For associations, this type of corporate opportunity conflict of interest usually arises when a board member purchases property that the association was also interested in purchasing.  A board member has a duty to disclose the opportunity to the board, and failure to make such a disclosure ultimately may require the board member themselves to convey the benefit of the opportunity to the association.

How to Handle Potential Conflicts

Once practices for identifying possible conflicts of interest are developed, an association board should then develop protocols for dealing with potential conflicts of interest.

If an association desires to enter into a contract or other transaction with any of its board members or with a business entity in which a board member has a financial interest, the board must first take certain actions.  For CA, those actions are described within Section 718.3026(3)(a)-(d), Florida Statutes. For HOAs, the corresponding statute is Section 720.3033(2)(a)-(d), Florida Statutes.  Associations are also corporations under Florida law—most often non-profit corporations—so the disclosure requirements and procedures found within the Florida Not for Profit Corporation Act also apply.

The Florida Statutes set forth the following steps an association must follow when a contract or transaction involves a conflict of interest:

  1. The board member must disclose the conflict of interest.
  2. The board must then include the transaction on the meeting agenda, attach all related documents to the meeting agenda, and post the transaction on the association’s website.
  3. At the meeting, the board may allow the interested director to make a presentation to the board, but the board must require him to leave before voting on the transaction.
  4. Approval of the transaction requires a two-thirds vote of the board members present.
  5. If the board votes against the transaction, the interested director must notify the board in writing that he will not pursue the transaction.
  6. If the board approves the transaction, they must disclose the transaction to the members of the association at the next regular or special meeting of the members.

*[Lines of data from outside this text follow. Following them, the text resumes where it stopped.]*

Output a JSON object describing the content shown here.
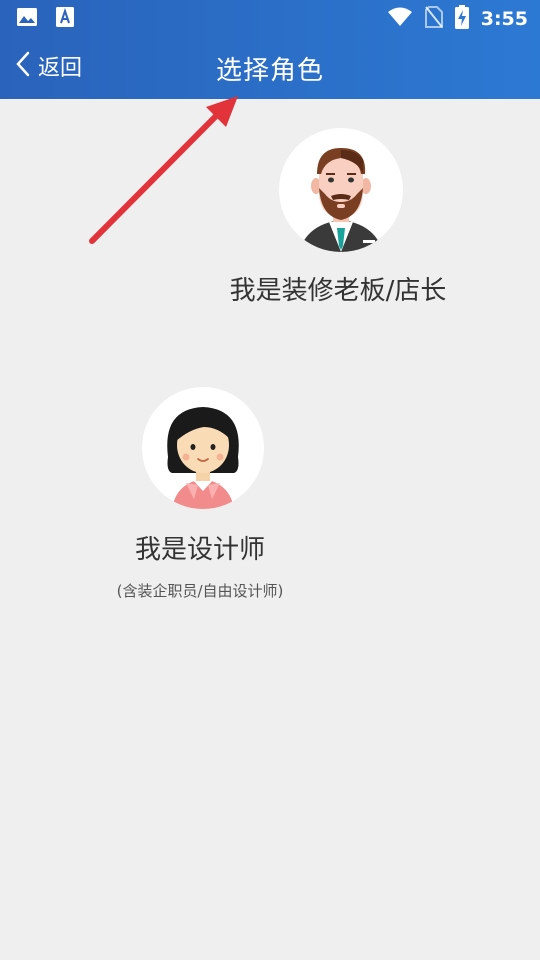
{
  "status_bar": {
    "time": "3:55",
    "icons": [
      "image-icon",
      "text-a-icon",
      "wifi-icon",
      "no-sim-icon",
      "battery-charging-icon"
    ]
  },
  "header": {
    "back_label": "返回",
    "title": "选择角色",
    "colors": {
      "bar_start": "#2a63bb",
      "bar_end": "#2c79d3"
    }
  },
  "roles": [
    {
      "label": "我是装修老板/店长",
      "icon": "businessman-avatar-icon"
    },
    {
      "label": "我是设计师",
      "subtitle": "(含装企职员/自由设计师)",
      "icon": "woman-designer-avatar-icon"
    }
  ],
  "annotation": {
    "icon": "red-arrow-icon",
    "color": "#e2323a"
  }
}
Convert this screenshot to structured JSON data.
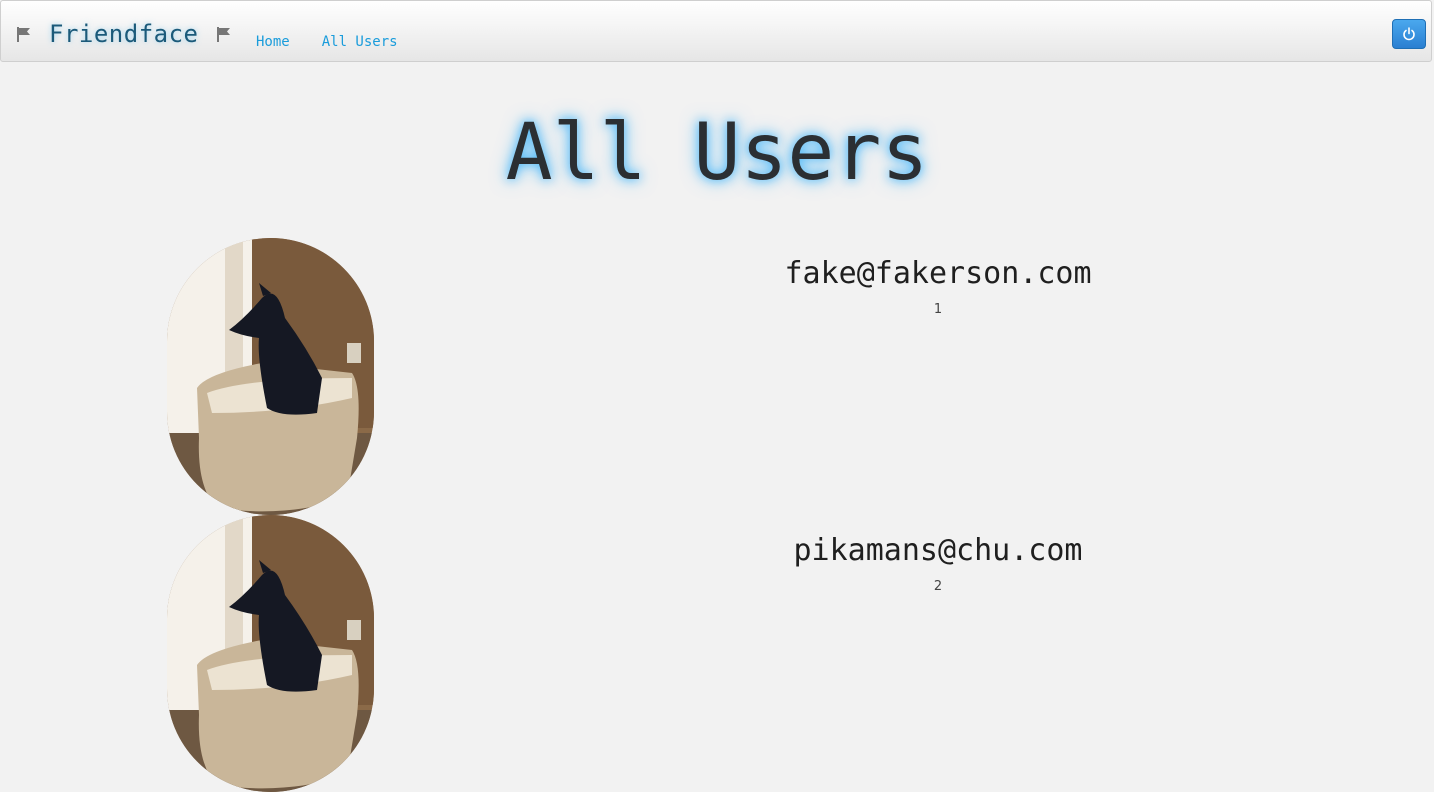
{
  "navbar": {
    "brand": "Friendface",
    "brand_icon": "flag-icon",
    "links": [
      {
        "label": "Home"
      },
      {
        "label": "All Users"
      }
    ],
    "power_icon": "power-icon",
    "accent_color": "#1a9cdb"
  },
  "page": {
    "title": "All Users"
  },
  "users": [
    {
      "email": "fake@fakerson.com",
      "id": "1",
      "avatar": "dog-photo"
    },
    {
      "email": "pikamans@chu.com",
      "id": "2",
      "avatar": "dog-photo"
    }
  ]
}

If a majority of the members present at the meeting vote against the transaction, the association must cancel the transaction.

A board should make it a practice to follow these steps whenever a potential conflict of interest is identified and to be sure its members are aware of the protocol.  It is also important that an accurate record of complying with these disclosure and voting measures is captured in the written minutes of any such meeting and maintained with the association’s official records.

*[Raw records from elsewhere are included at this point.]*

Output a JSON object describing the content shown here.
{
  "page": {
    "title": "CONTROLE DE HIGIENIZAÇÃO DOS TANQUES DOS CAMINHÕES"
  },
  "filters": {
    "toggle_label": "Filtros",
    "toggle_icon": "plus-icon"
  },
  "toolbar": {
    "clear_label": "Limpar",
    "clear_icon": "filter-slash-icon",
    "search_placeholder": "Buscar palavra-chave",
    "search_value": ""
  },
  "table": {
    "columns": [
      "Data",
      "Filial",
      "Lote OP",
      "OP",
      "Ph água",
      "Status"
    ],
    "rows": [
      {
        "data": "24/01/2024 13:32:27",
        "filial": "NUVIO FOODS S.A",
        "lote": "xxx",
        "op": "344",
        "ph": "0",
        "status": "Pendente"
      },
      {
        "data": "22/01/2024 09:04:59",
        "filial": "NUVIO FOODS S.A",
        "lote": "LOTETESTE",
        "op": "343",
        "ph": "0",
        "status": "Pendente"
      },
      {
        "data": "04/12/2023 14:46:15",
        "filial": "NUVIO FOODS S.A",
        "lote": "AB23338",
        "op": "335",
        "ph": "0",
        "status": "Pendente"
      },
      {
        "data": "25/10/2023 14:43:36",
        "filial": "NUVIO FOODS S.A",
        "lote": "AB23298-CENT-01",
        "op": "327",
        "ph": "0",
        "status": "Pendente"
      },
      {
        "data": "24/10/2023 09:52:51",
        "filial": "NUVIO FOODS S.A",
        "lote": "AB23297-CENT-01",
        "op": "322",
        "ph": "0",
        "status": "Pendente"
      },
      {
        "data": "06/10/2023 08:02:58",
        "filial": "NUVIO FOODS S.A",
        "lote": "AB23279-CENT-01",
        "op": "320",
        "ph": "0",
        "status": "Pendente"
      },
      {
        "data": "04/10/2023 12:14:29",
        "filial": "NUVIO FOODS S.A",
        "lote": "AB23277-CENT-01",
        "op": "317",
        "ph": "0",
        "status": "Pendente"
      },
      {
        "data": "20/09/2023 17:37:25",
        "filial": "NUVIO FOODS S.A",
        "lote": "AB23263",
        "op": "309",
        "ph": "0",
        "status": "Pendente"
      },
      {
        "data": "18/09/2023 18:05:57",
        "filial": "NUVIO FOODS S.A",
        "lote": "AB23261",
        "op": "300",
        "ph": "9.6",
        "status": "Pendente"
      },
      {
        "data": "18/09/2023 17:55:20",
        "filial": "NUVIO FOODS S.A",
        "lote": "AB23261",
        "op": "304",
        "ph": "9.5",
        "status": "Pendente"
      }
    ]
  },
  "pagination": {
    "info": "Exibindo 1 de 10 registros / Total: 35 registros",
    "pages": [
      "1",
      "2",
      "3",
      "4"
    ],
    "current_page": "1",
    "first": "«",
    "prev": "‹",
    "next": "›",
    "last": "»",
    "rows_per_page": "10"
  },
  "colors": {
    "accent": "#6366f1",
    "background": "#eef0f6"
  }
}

So long as the required disclosures are made to the appropriate parties, no contract between an association and an interested board member, or a business entity in which a board member has a financial interest, is void or voidable simply because such interest exists or because the director is present at the meeting where the contract or transaction is approved or because the interested director’s vote was counted for the approval (if the director was permitted to cast a vote).  Fla. Stat. § 617.0832(1).

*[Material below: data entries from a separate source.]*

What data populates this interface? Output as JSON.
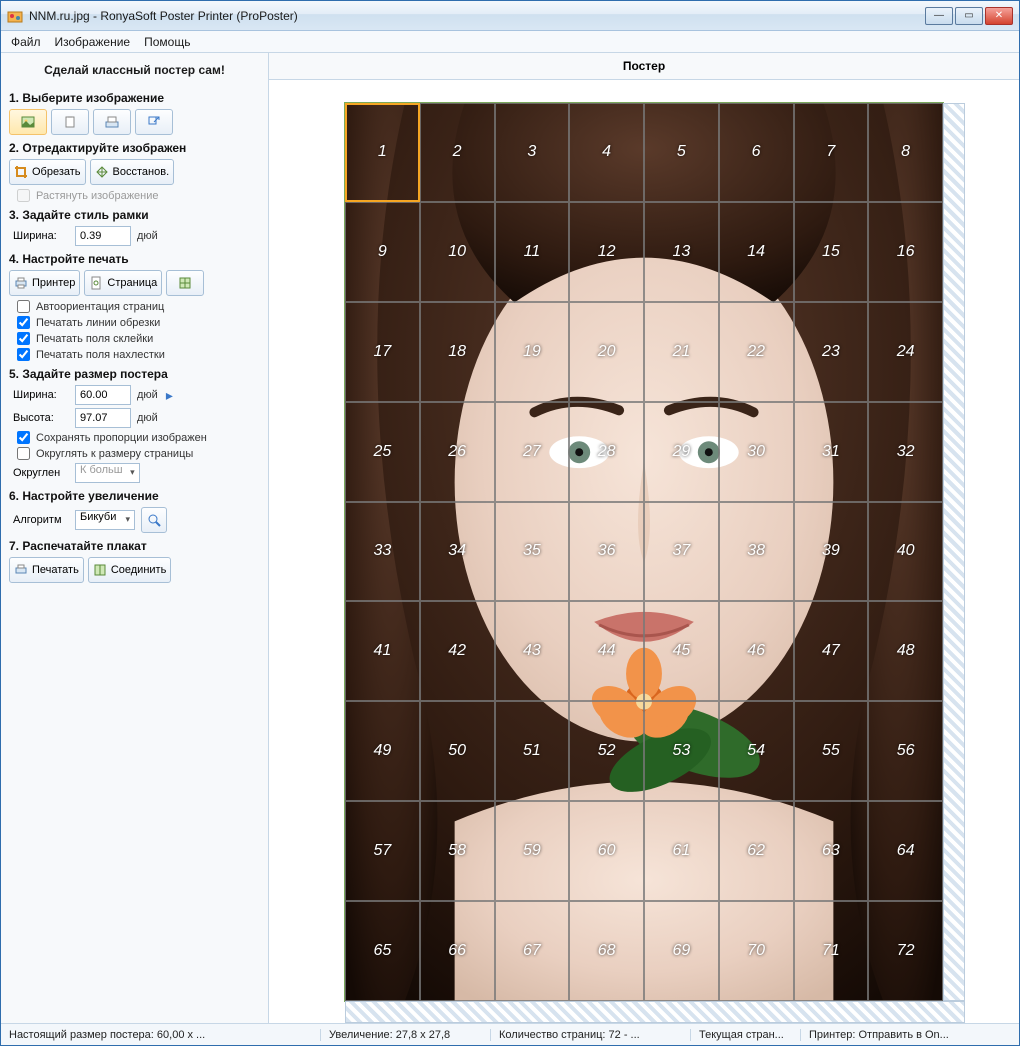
{
  "window": {
    "title": "NNM.ru.jpg - RonyaSoft Poster Printer (ProPoster)"
  },
  "menu": {
    "file": "Файл",
    "image": "Изображение",
    "help": "Помощь"
  },
  "sidebar": {
    "header": "Сделай классный постер сам!",
    "step1": {
      "title": "1. Выберите изображение"
    },
    "step2": {
      "title": "2. Отредактируйте изображен",
      "crop": "Обрезать",
      "restore": "Восстанов.",
      "stretch": "Растянуть изображение"
    },
    "step3": {
      "title": "3. Задайте стиль рамки",
      "width_label": "Ширина:",
      "width_value": "0.39",
      "unit": "дюй"
    },
    "step4": {
      "title": "4. Настройте печать",
      "printer": "Принтер",
      "page": "Страница",
      "auto_orient": "Автоориентация страниц",
      "print_cut": "Печатать линии обрезки",
      "print_glue": "Печатать поля склейки",
      "print_overlap": "Печатать поля нахлестки"
    },
    "step5": {
      "title": "5. Задайте размер постера",
      "width_label": "Ширина:",
      "width_value": "60.00",
      "height_label": "Высота:",
      "height_value": "97.07",
      "unit": "дюй",
      "keep_ratio": "Сохранять пропорции изображен",
      "round_page": "Округлять к размеру страницы",
      "round_label": "Округлен",
      "round_value": "К больш"
    },
    "step6": {
      "title": "6. Настройте увеличение",
      "algo_label": "Алгоритм",
      "algo_value": "Бикуби"
    },
    "step7": {
      "title": "7. Распечатайте плакат",
      "print": "Печатать",
      "join": "Соединить"
    }
  },
  "main": {
    "header": "Постер",
    "grid_cols": 8,
    "grid_rows": 9,
    "selected_cell": 1
  },
  "status": {
    "real_size": "Настоящий размер постера: 60,00 x ...",
    "zoom": "Увеличение: 27,8 x 27,8",
    "pages": "Количество страниц: 72 - ...",
    "current": "Текущая стран...",
    "printer": "Принтер: Отправить в On..."
  }
}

Steps Your Board Can Take Now

The consequences of failing to identify and properly manage conflicts of interest are significant; community associations should devote the time and resources necessary to educate board members and develop protocols for managing possible conflicts before they arise.  This may include partnering with legal counsel to develop a Conflict of Interest Policy that board members are required to review and sign before taking office.  Associations may also circulate forms among board members each year requiring them to identify any possible conflicts of interest that may arise while they are in office.  Finally, associations should consider hiring a professional to give educational presentations to board members on an annual basis.  All such steps can help associations, their managers, and their directors identify and manage conflicts of interest prophylactically to avoid problems in the future.